The Intense City project engages young people through a media based program appealing to a variety of young people. Participants can choose from a range of activities including graffiti, art, photography, lyric writing, graphic design. The program encourages character building, communication and team work, as all the elements of the project must come together to create the final product ( the book). Which Provides a realistic and effective way of applying the voice of the young people to self-motivated interventions. The project is specifically designed not to exclude the less confident and encourages participation in aspects of the project the group feels comfortable with. Those with more confidence and skill base will help those who have less.The young people’s role within the project is vital. It is their artwork, research and input which ultimately provides the material for the final product. Through the collation of their art pieces, photography, articles and graffiti the format of the book is derived. The young people have total artistic control over the graphics, out look and content of the product as it is their ideas and their voice that provide the content.The project ensures sustained engagement by offering positive, enjoyable and fun activities alongside educational elements.
The Relatively Speaking Project
Sale Moor Edition
Is funded by the Heritage Lottery fund and is in partnership with Manchester & Lancashire Family History Society and Trafford Local Studies.
The “Relatively Speaking” project is a media based project focusing on early intervention and alternative education through a creative medium. The project Impacts on and contributes to reductions in the risk of exclusion by engaging Young People proactively in the planning, design and delivery of activities and services according to their needs.
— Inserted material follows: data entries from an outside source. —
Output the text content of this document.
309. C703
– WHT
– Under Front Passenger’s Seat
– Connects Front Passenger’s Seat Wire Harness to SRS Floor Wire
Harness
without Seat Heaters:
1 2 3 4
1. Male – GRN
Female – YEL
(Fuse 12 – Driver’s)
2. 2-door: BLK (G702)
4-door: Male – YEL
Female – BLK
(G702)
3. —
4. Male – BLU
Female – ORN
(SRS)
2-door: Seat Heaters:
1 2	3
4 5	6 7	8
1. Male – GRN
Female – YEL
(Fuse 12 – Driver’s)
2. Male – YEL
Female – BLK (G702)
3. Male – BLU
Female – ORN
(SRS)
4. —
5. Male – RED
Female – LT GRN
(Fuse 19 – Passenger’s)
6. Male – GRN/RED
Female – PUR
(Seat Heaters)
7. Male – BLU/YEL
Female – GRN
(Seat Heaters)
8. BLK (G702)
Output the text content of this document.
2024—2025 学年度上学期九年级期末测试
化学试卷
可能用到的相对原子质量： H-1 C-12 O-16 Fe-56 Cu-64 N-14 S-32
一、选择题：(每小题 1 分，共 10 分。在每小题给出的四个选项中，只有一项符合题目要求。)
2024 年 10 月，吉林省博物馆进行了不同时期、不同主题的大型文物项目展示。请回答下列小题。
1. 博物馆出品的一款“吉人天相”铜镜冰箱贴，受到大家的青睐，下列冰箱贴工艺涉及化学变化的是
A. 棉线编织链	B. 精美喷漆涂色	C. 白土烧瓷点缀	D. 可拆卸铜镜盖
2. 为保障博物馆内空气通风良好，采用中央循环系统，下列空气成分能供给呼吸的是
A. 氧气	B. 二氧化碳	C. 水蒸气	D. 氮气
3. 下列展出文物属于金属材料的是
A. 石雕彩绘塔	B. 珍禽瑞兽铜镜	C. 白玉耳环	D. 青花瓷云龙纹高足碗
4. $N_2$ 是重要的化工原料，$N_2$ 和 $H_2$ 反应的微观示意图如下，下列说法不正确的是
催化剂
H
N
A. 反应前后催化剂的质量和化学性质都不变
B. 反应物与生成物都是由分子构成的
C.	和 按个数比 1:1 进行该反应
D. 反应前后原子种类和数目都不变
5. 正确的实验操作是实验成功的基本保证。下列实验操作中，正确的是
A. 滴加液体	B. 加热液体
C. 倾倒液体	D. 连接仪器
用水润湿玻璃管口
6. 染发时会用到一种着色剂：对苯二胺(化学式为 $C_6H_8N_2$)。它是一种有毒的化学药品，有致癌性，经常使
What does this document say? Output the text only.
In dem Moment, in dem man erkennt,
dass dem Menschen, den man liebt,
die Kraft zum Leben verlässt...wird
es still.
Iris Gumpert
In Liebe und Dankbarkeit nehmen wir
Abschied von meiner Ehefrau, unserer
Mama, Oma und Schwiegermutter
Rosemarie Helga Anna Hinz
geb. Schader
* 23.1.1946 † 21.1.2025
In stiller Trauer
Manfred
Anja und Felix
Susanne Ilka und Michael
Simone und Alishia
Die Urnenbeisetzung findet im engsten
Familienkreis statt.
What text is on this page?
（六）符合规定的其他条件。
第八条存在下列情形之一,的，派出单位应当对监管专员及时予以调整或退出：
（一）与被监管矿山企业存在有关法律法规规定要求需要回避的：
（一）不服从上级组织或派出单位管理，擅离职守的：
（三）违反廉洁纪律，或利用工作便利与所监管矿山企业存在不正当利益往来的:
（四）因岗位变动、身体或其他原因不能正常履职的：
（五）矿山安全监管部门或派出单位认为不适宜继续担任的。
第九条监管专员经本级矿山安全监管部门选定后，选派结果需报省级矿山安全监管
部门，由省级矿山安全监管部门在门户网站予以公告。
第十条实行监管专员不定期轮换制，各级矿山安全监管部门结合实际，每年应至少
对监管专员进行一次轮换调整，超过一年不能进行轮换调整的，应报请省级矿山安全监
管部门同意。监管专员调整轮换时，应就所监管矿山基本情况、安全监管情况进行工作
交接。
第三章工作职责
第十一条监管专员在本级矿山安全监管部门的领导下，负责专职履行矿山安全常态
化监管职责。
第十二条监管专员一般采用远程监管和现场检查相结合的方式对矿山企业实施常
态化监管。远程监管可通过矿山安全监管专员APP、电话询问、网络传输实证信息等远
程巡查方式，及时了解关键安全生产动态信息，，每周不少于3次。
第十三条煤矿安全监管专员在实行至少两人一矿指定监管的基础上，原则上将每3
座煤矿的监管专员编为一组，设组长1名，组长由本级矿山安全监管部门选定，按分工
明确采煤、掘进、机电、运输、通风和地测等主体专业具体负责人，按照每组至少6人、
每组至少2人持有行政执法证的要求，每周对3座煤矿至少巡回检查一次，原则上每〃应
We have just completed the ‘Intensity’ project at Lostock College which has lasted roughly two terms. The students have really enjoyed the project and have been able to express their views and opinions which they would normally struggle to express in a normal classroom lesson. The students have learnt different skills for example spray painting and graffiti and they have been able to experience working as part of a team to finish the project. The students have discussed serious and dangerous topics through an informal setting, which I feel has increasing the learning of this group.
The group struggle to stay focused on tasks but they have all enjoyed participating and have all completed something towards the book giving them a sense of achievement and belonging to the project.
I would love if this project could run again next year, the progress made has been much more than just educational and students are proud of their work.
R. Ferguson, Humanities Teacher at Lostock College.
Brink productions have completed a project working with a group of Year 10 girls who have benefitted enormously. They have written a story about self esteem, bullying and how people judge appearances. They have covered issues from home and how these can impact on school life. They also discussed what constitutes a positive and a negative relationship. The young people were directed to resources to support them both inside and outside of school.